With Lorrie gone so much, Nina's mother emerged from her room. She was still silent, but she sat on the couch rather than lie on her bed. Sometimes she read a magazine. Sometimes she watched television. Once, Nina heard her laugh. It was a short, sharp sound, like a bark. Nina's father sat with her in the evenings after a while, and they both watched the news. They assumed a strict routine a lot like the one Mr. Hicks had. Dinner always at six, always before the television. Dishes always done at seven. In bed every night by nine-thirty.

Nina continued her own system of walking and spying on Mr. Hicks. Nothing changed in his home, and nothing changed in hers. The air stopped moving. The thick late-spring leaves never rose or fell. They'd been buried alive, and only after years of slowly suffocating would they be allowed to die. She wished for hollow bones and the smallest puff of wind to carry her up and away.

One night she didn't pass by Mr. Hicks' home, but took a route bending through a small shopping district. She wore Mary's old jacket, and she was grateful for the strong breeze blowing up from the lake because the fabric was heavy and made her sweat. She glanced at items for sale in windows: bright clothes, flowers, painted furniture. She'd forgotten it was spring.

Suddenly, somebody called her name. The Le Mans had stopped alongside her. The driver's eyes were warm with glee. He grinned at something a passenger in the back seat had just said. Debbie sat next to him, her hair windblown, her face fresh. Debbie told the boy on her other side to get out and go in the back. The boy crawled over the back seat, swinging his long legs near Debbie's head. Debbie squealed. The boy settled down with a number of bounces.

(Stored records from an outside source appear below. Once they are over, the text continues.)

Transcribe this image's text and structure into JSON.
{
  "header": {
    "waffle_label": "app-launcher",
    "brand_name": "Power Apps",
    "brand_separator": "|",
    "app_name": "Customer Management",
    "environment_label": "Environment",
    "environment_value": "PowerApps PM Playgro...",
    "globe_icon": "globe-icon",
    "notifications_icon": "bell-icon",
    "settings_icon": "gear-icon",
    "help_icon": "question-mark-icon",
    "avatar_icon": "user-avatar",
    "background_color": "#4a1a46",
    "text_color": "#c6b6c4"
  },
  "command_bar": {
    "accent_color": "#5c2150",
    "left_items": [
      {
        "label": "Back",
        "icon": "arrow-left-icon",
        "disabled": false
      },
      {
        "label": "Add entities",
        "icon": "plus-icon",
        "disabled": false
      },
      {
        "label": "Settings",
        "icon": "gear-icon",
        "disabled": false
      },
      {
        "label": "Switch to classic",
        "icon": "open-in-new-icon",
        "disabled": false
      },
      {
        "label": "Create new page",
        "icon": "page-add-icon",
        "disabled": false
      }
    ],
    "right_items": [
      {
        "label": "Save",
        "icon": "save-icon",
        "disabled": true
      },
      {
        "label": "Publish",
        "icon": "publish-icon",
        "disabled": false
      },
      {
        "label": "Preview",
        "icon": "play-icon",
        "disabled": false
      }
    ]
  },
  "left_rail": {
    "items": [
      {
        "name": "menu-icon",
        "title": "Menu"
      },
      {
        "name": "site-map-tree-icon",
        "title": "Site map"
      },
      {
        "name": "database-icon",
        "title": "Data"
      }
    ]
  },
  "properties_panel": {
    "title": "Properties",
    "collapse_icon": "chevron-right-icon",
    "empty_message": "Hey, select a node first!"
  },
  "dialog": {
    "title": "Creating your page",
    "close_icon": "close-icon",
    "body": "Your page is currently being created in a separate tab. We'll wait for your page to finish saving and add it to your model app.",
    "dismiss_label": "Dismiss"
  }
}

Debbie told Nina to get in. Nina felt the breeze on her skin. There was a scent of lilac in the air. Lilacs had been Mary's favorite flower. Nina opened the door and got in. The car smelled of French fries. Nina was suddenly hungry, and she couldn't remember if she'd eaten dinner or not. The driver pulled into traffic. Everyone talked, except Nina. Their voices were quick and loud. Nina didn't follow what they were saying. She didn't know she was crying until Debbie asked her what was wrong. The driver nudged Debbie hard with his elbow. Debbie fell silent. Everyone else did, too, except Nina, who went on crying as they drove up and down through the beautiful spring night.